M. Christian Klinger, rapporteur spécial. - Concernant, monsieur Sautarel, l'augmentation des dépenses de personnel, l'évolution est de +4,5 % et se traduit par le recours à des personnels supplémentaires pour assurer des opérations de contrôle dans des missions budgétaires, comme le contrôle de la sécurité alimentaire ou le contrôle des cosmétiques et tatouages, ainsi que du personnel supplémentaire qui vient renforcer les missions de contrôle existantes mais ayant vocation à être accentuées, comme le respect de la législation sur les pesticides.

La fiscalité agricole du GNR ne relève pas directement de notre mission, mais nous avons tout de même eu quelques réponses lors de nos auditions. La hausse sur le gazole non routier serait compensée par une augmentation du plafond du microbénéfice agricole, mais aussi par une dotation d'épargne de précaution ainsi que par une modification des règles d'imposition des plus-values agricoles.

Pour ce qui concerne le 1,3 milliard d'euros avancé pour la planification écologique, ce montant ne sera évidemment pas décaissé en totalité en 2024. Si l'on prend le « plan haies », par exemple, les 110 millions d'euros prévus, auxquels il faut ajouter des crédits provenant de la politique agricole commune (PAC), de l'agence de l'eau et de l'Office français de la biodiversité, vont, bien sûr, s'étaler au fur et à mesure. L'objectif est d'implanter 7 000 à 8 000 kilomètres par an, soit 50 000 kilomètres de haies d'ici à 2030. Plusieurs actions doivent être menées, dont le premier axe consiste à faire l'inventaire des dégâts opérés. Nous ne connaissons pas la répartition géographique à ce jour, n'ayant pas de définition juridique d'une haie - quelles doivent être sa largeur, sa hauteur ? Un travail de concertation doit donc être mené avant d'implanter les premiers kilomètres de haies.
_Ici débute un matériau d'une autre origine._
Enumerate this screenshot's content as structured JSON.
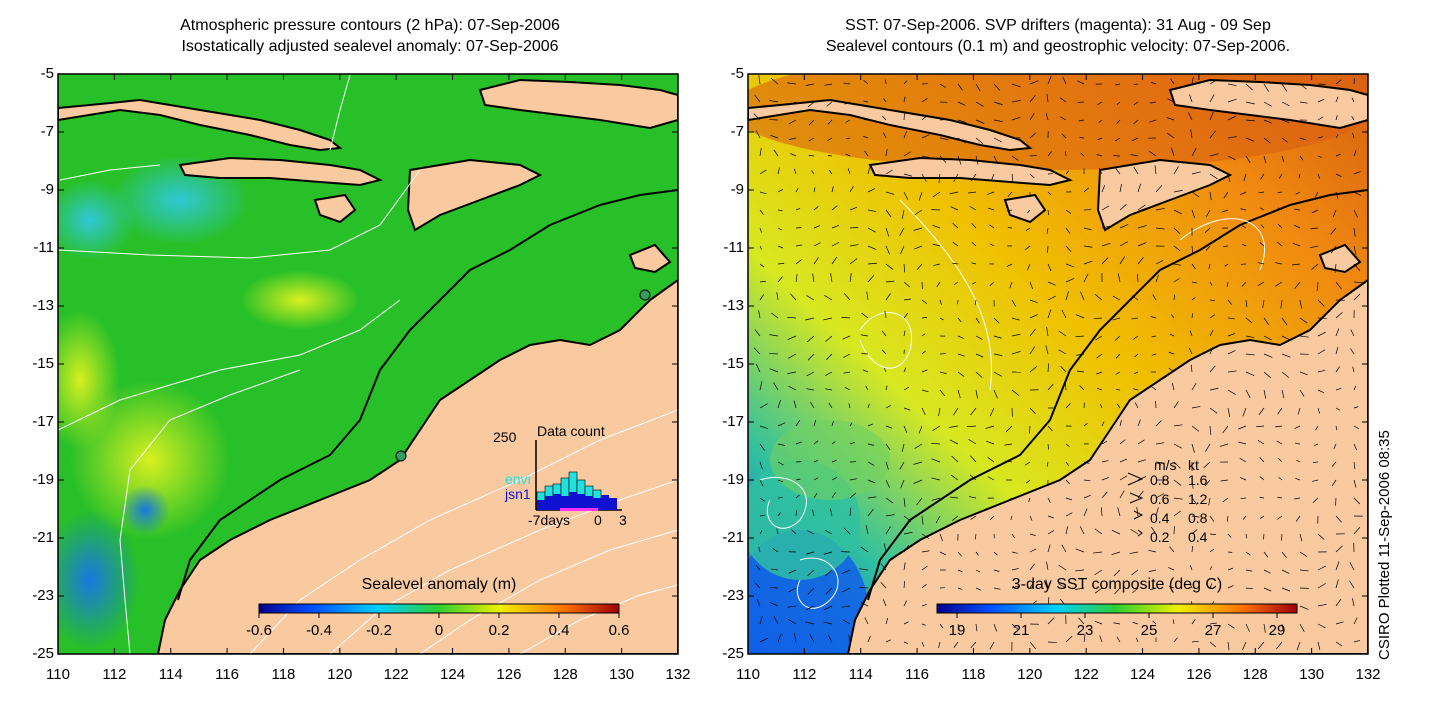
{
  "left_panel": {
    "title_line1": "Atmospheric pressure contours (2 hPa): 07-Sep-2006",
    "title_line2": "Isostatically adjusted sealevel anomaly: 07-Sep-2006",
    "colorbar": {
      "title": "Sealevel anomaly (m)",
      "ticks": [
        "-0.6",
        "-0.4",
        "-0.2",
        "0",
        "0.2",
        "0.4",
        "0.6"
      ]
    },
    "data_count_inset": {
      "max_label": "250",
      "title": "Data count",
      "series": [
        {
          "name": "envi",
          "color": "#22e0e0"
        },
        {
          "name": "jsn1",
          "color": "#1010d0"
        }
      ],
      "x_labels": [
        "-7days",
        "0",
        "3"
      ]
    }
  },
  "right_panel": {
    "title_line1": "SST: 07-Sep-2006. SVP drifters (magenta): 31 Aug - 09 Sep",
    "title_line2": "Sealevel contours (0.1 m) and geostrophic velocity: 07-Sep-2006.",
    "colorbar": {
      "title": "3-day SST composite (deg C)",
      "ticks": [
        "19",
        "21",
        "23",
        "25",
        "27",
        "29"
      ]
    },
    "velocity_legend": {
      "header_ms": "m/s",
      "header_kt": "kt",
      "rows": [
        {
          "ms": "0.8",
          "kt": "1.6"
        },
        {
          "ms": "0.6",
          "kt": "1.2"
        },
        {
          "ms": "0.4",
          "kt": "0.8"
        },
        {
          "ms": "0.2",
          "kt": "0.4"
        }
      ]
    }
  },
  "axes": {
    "x_ticks": [
      "110",
      "112",
      "114",
      "116",
      "118",
      "120",
      "122",
      "124",
      "126",
      "128",
      "130",
      "132"
    ],
    "y_ticks": [
      "-5",
      "-7",
      "-9",
      "-11",
      "-13",
      "-15",
      "-17",
      "-19",
      "-21",
      "-23",
      "-25"
    ],
    "lon_range": [
      110,
      132
    ],
    "lat_range": [
      -25,
      -5
    ]
  },
  "credit": "CSIRO Plotted 11-Sep-2006 08:35",
  "colors": {
    "land": "#f9c9a0",
    "coast": "#000000",
    "contour": "#ffffff"
  }
}
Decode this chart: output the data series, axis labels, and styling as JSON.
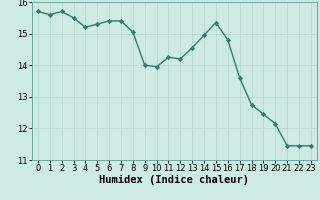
{
  "x": [
    0,
    1,
    2,
    3,
    4,
    5,
    6,
    7,
    8,
    9,
    10,
    11,
    12,
    13,
    14,
    15,
    16,
    17,
    18,
    19,
    20,
    21,
    22,
    23
  ],
  "y": [
    15.7,
    15.6,
    15.7,
    15.5,
    15.2,
    15.3,
    15.4,
    15.4,
    15.05,
    14.0,
    13.95,
    14.25,
    14.2,
    14.55,
    14.95,
    15.35,
    14.8,
    13.6,
    12.75,
    12.45,
    12.15,
    11.45,
    11.45,
    11.45
  ],
  "line_color": "#2e7d6e",
  "marker": "D",
  "marker_size": 2.2,
  "bg_color": "#ceeae4",
  "grid_color": "#b8d8d2",
  "xlabel": "Humidex (Indice chaleur)",
  "xlabel_fontsize": 7.5,
  "tick_fontsize": 6,
  "ylim": [
    11,
    16
  ],
  "yticks": [
    11,
    12,
    13,
    14,
    15,
    16
  ],
  "xticks": [
    0,
    1,
    2,
    3,
    4,
    5,
    6,
    7,
    8,
    9,
    10,
    11,
    12,
    13,
    14,
    15,
    16,
    17,
    18,
    19,
    20,
    21,
    22,
    23
  ],
  "line_width": 1.0
}
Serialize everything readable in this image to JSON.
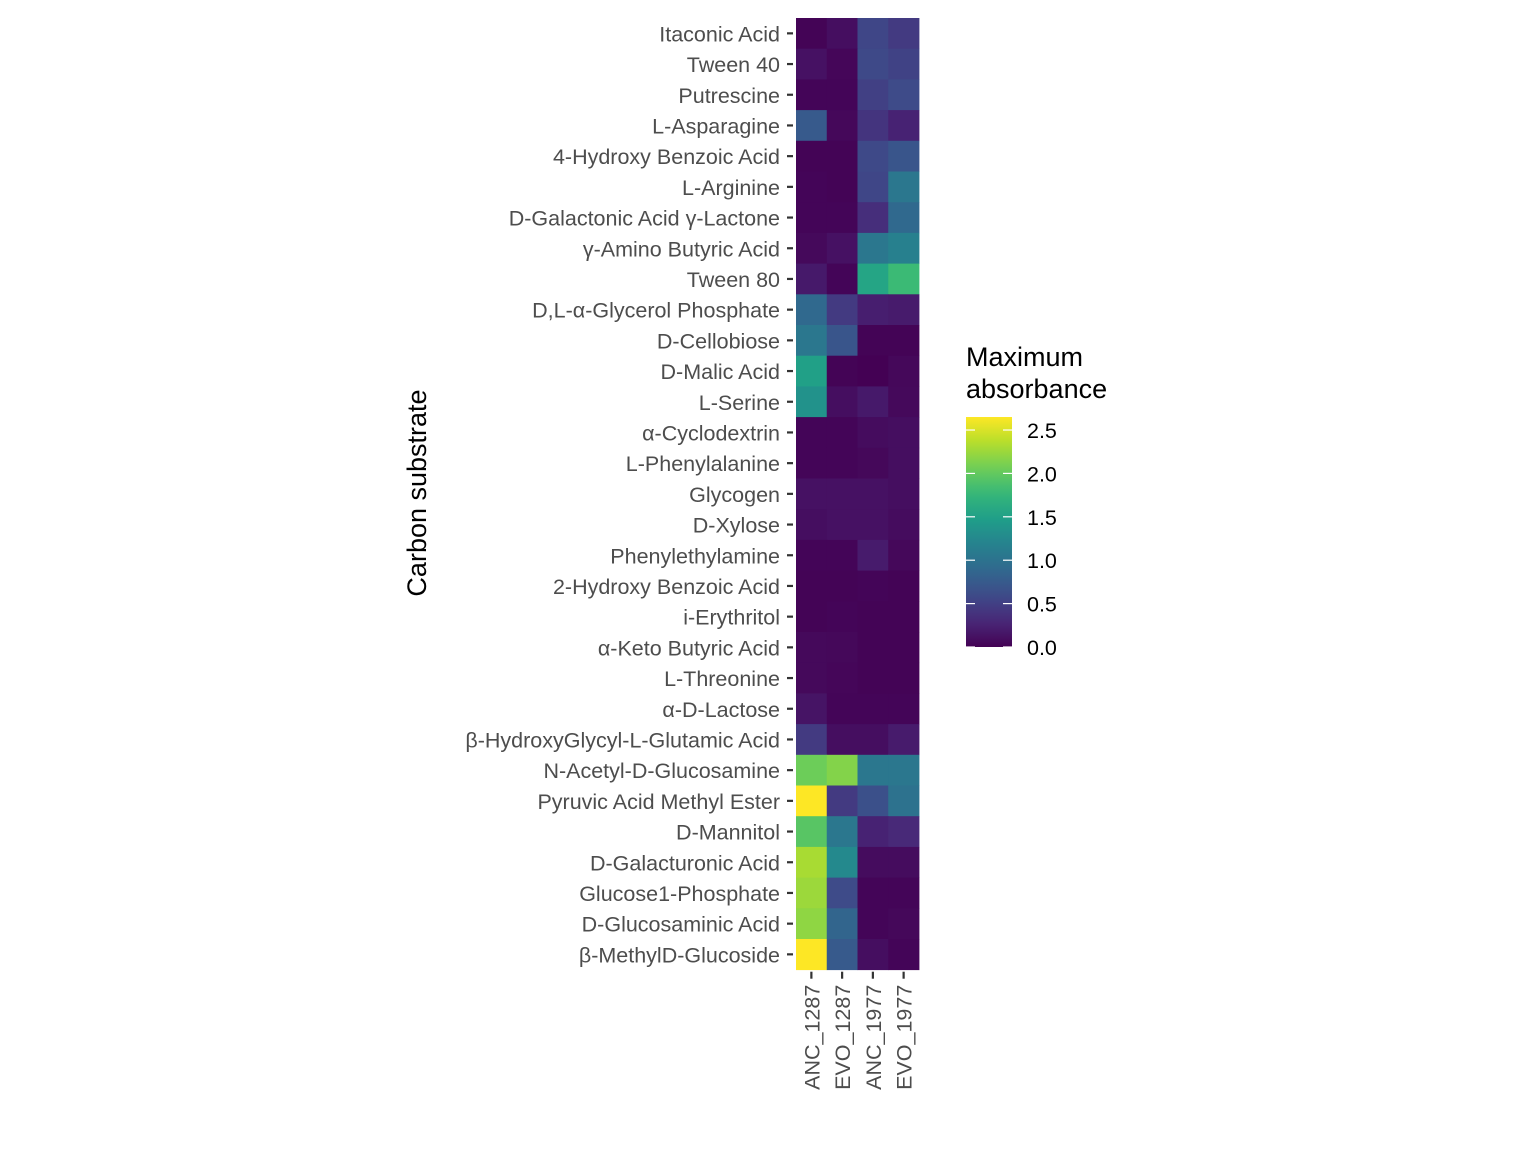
{
  "chart_data": {
    "type": "heatmap",
    "title": "",
    "xlabel": "",
    "ylabel": "Carbon substrate",
    "legend": {
      "title_lines": [
        "Maximum",
        "absorbance"
      ],
      "placement": "right",
      "ticks": [
        0.0,
        0.5,
        1.0,
        1.5,
        2.0,
        2.5
      ],
      "tick_labels": [
        "0.0",
        "0.5",
        "1.0",
        "1.5",
        "2.0",
        "2.5"
      ],
      "range": [
        0.0,
        2.65
      ],
      "colormap": "viridis"
    },
    "columns": [
      "ANC_1287",
      "EVO_1287",
      "ANC_1977",
      "EVO_1977"
    ],
    "rows": [
      "Itaconic Acid",
      "Tween 40",
      "Putrescine",
      "L-Asparagine",
      "4-Hydroxy Benzoic Acid",
      "L-Arginine",
      "D-Galactonic Acid γ-Lactone",
      "γ-Amino Butyric Acid",
      "Tween 80",
      "D,L-α-Glycerol Phosphate",
      "D-Cellobiose",
      "D-Malic Acid",
      "L-Serine",
      "α-Cyclodextrin",
      "L-Phenylalanine",
      "Glycogen",
      "D-Xylose",
      "Phenylethylamine",
      "2-Hydroxy Benzoic Acid",
      "i-Erythritol",
      "α-Keto Butyric Acid",
      "L-Threonine",
      "α-D-Lactose",
      "β-HydroxyGlycyl-L-Glutamic Acid",
      "N-Acetyl-D-Glucosamine",
      "Pyruvic Acid Methyl Ester",
      "D-Mannitol",
      "D-Galacturonic Acid",
      "Glucose1-Phosphate",
      "D-Glucosaminic Acid",
      "β-MethylD-Glucoside"
    ],
    "values": [
      [
        0.02,
        0.1,
        0.55,
        0.45
      ],
      [
        0.12,
        0.04,
        0.58,
        0.52
      ],
      [
        0.03,
        0.03,
        0.5,
        0.6
      ],
      [
        0.75,
        0.05,
        0.4,
        0.25
      ],
      [
        0.02,
        0.02,
        0.58,
        0.7
      ],
      [
        0.03,
        0.02,
        0.55,
        1.05
      ],
      [
        0.03,
        0.03,
        0.35,
        0.9
      ],
      [
        0.06,
        0.12,
        1.05,
        1.15
      ],
      [
        0.18,
        0.03,
        1.55,
        1.8
      ],
      [
        0.9,
        0.45,
        0.22,
        0.2
      ],
      [
        1.05,
        0.7,
        0.02,
        0.02
      ],
      [
        1.5,
        0.02,
        0.0,
        0.05
      ],
      [
        1.35,
        0.1,
        0.18,
        0.06
      ],
      [
        0.03,
        0.03,
        0.08,
        0.1
      ],
      [
        0.03,
        0.03,
        0.05,
        0.1
      ],
      [
        0.12,
        0.12,
        0.12,
        0.1
      ],
      [
        0.1,
        0.12,
        0.12,
        0.08
      ],
      [
        0.03,
        0.03,
        0.2,
        0.05
      ],
      [
        0.02,
        0.02,
        0.03,
        0.02
      ],
      [
        0.02,
        0.03,
        0.02,
        0.02
      ],
      [
        0.06,
        0.05,
        0.02,
        0.02
      ],
      [
        0.06,
        0.04,
        0.02,
        0.02
      ],
      [
        0.14,
        0.03,
        0.03,
        0.03
      ],
      [
        0.45,
        0.1,
        0.1,
        0.2
      ],
      [
        2.05,
        2.15,
        1.05,
        1.05
      ],
      [
        2.65,
        0.45,
        0.65,
        1.0
      ],
      [
        1.95,
        1.05,
        0.25,
        0.3
      ],
      [
        2.3,
        1.25,
        0.08,
        0.08
      ],
      [
        2.25,
        0.6,
        0.03,
        0.03
      ],
      [
        2.2,
        0.85,
        0.03,
        0.05
      ],
      [
        2.65,
        0.75,
        0.1,
        0.03
      ]
    ]
  }
}
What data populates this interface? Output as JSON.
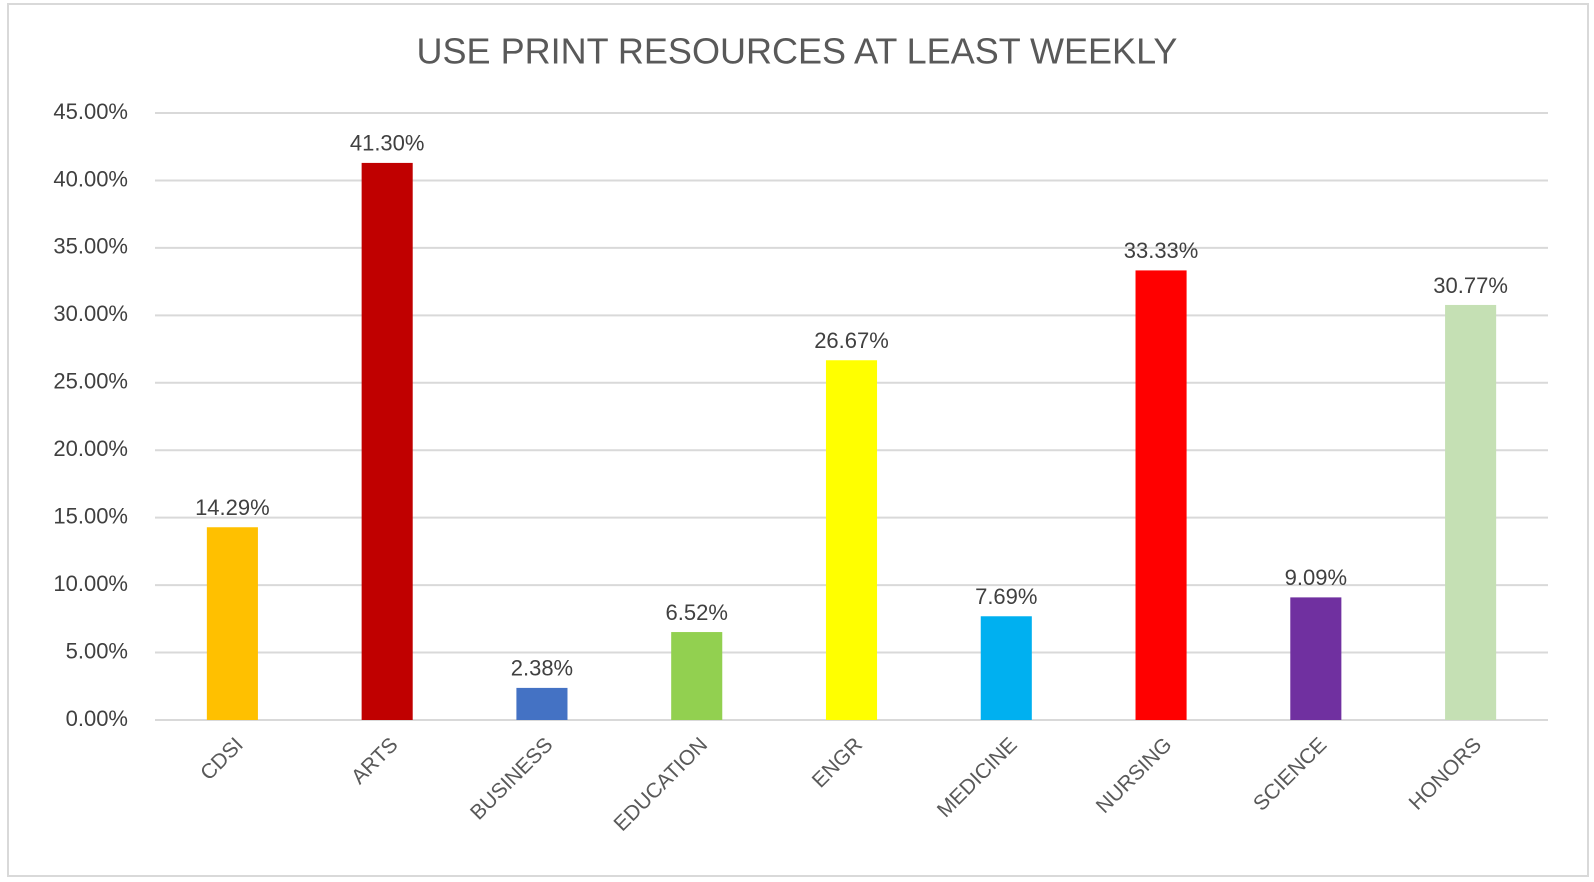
{
  "chart_data": {
    "type": "bar",
    "title": "USE PRINT RESOURCES AT LEAST WEEKLY",
    "categories": [
      "CDSI",
      "ARTS",
      "BUSINESS",
      "EDUCATION",
      "ENGR",
      "MEDICINE",
      "NURSING",
      "SCIENCE",
      "HONORS"
    ],
    "values": [
      14.29,
      41.3,
      2.38,
      6.52,
      26.67,
      7.69,
      33.33,
      9.09,
      30.77
    ],
    "value_labels": [
      "14.29%",
      "41.30%",
      "2.38%",
      "6.52%",
      "26.67%",
      "7.69%",
      "33.33%",
      "9.09%",
      "30.77%"
    ],
    "colors": [
      "#ffc000",
      "#c00000",
      "#4472c4",
      "#92d050",
      "#ffff00",
      "#00b0f0",
      "#ff0000",
      "#7030a0",
      "#c5e0b4"
    ],
    "ylim": [
      0,
      45
    ],
    "yticks": [
      {
        "value": 0,
        "label": "0.00%"
      },
      {
        "value": 5,
        "label": "5.00%"
      },
      {
        "value": 10,
        "label": "10.00%"
      },
      {
        "value": 15,
        "label": "15.00%"
      },
      {
        "value": 20,
        "label": "20.00%"
      },
      {
        "value": 25,
        "label": "25.00%"
      },
      {
        "value": 30,
        "label": "30.00%"
      },
      {
        "value": 35,
        "label": "35.00%"
      },
      {
        "value": 40,
        "label": "40.00%"
      },
      {
        "value": 45,
        "label": "45.00%"
      }
    ],
    "grid": true
  }
}
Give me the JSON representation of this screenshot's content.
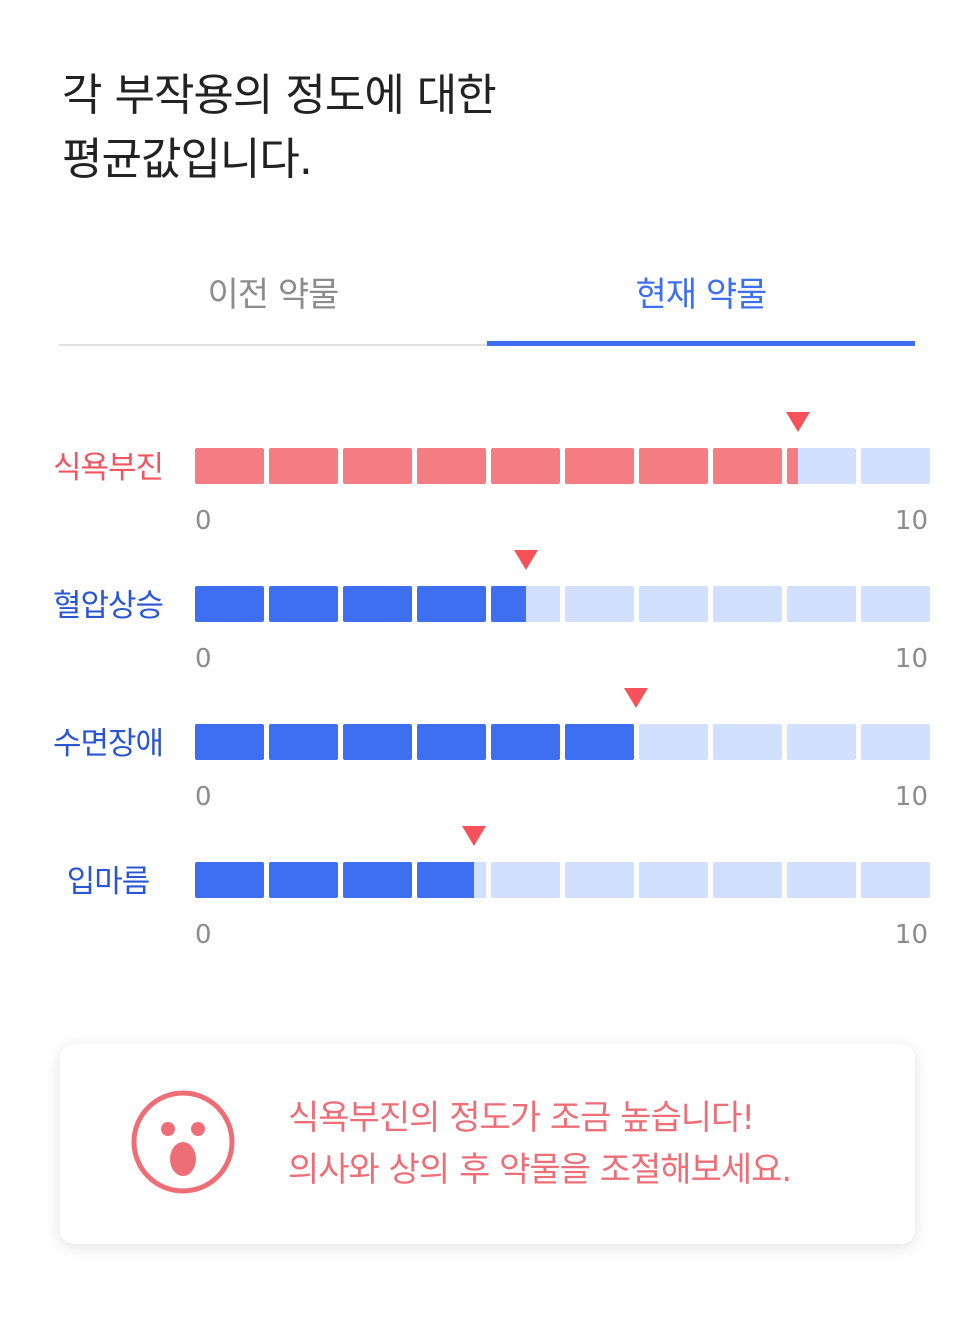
{
  "heading": {
    "line1": "각 부작용의 정도에 대한",
    "line2": "평균값입니다."
  },
  "tabs": [
    {
      "label": "이전 약물",
      "active": false
    },
    {
      "label": "현재 약물",
      "active": true
    }
  ],
  "scale": {
    "min": "0",
    "max": "10"
  },
  "side_effects": [
    {
      "label": "식욕부진",
      "value": 8.2,
      "color": "#f47c83",
      "label_color": "#f05560"
    },
    {
      "label": "혈압상승",
      "value": 4.5,
      "color": "#3d6ff0",
      "label_color": "#2b56d2"
    },
    {
      "label": "수면장애",
      "value": 6.0,
      "color": "#3d6ff0",
      "label_color": "#2b56d2"
    },
    {
      "label": "입마름",
      "value": 3.8,
      "color": "#3d6ff0",
      "label_color": "#2b56d2"
    }
  ],
  "colors": {
    "accent": "#3d6ff0",
    "alert": "#f05560",
    "marker": "#f5525b",
    "empty_segment": "#d2e0ff"
  },
  "alert_card": {
    "icon": "surprised-face-icon",
    "line1": "식욕부진의 정도가 조금 높습니다!",
    "line2": "의사와 상의 후 약물을 조절해보세요."
  }
}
La philosophie est la même pour la décarbonation, avec trois composantes : la réduction d'épandage des déjections d'élevage, celle des engrais azotés et celle des émissions liées aux énergies fossiles. Les 80 millions d'euros budgétés seront décaissés au fur et à mesure de l'avancement de ces projets.

La commission a décidé de proposer au Sénat d'adopter, sans modification, les crédits de la mission « Agriculture, alimentation, forêt et affaires rurales » et du compte d'affectation spéciale « Développement agricole et rural ».

*

* *

Réunie à nouveau le jeudi 23 novembre 2023, sous la présidence de M. Claude Raynal, président, la commission, après avoir pris acte des modifications adoptées par l'Assemblée nationale, a confirmé sa décision de proposer au Sénat d'adopter les crédits de la mission « Agriculture, alimentation, forêt et affaires rurales » tels que modifiés par l'Assemblée nationale et du compte d'affectation spéciale « Développement agricole et rural ».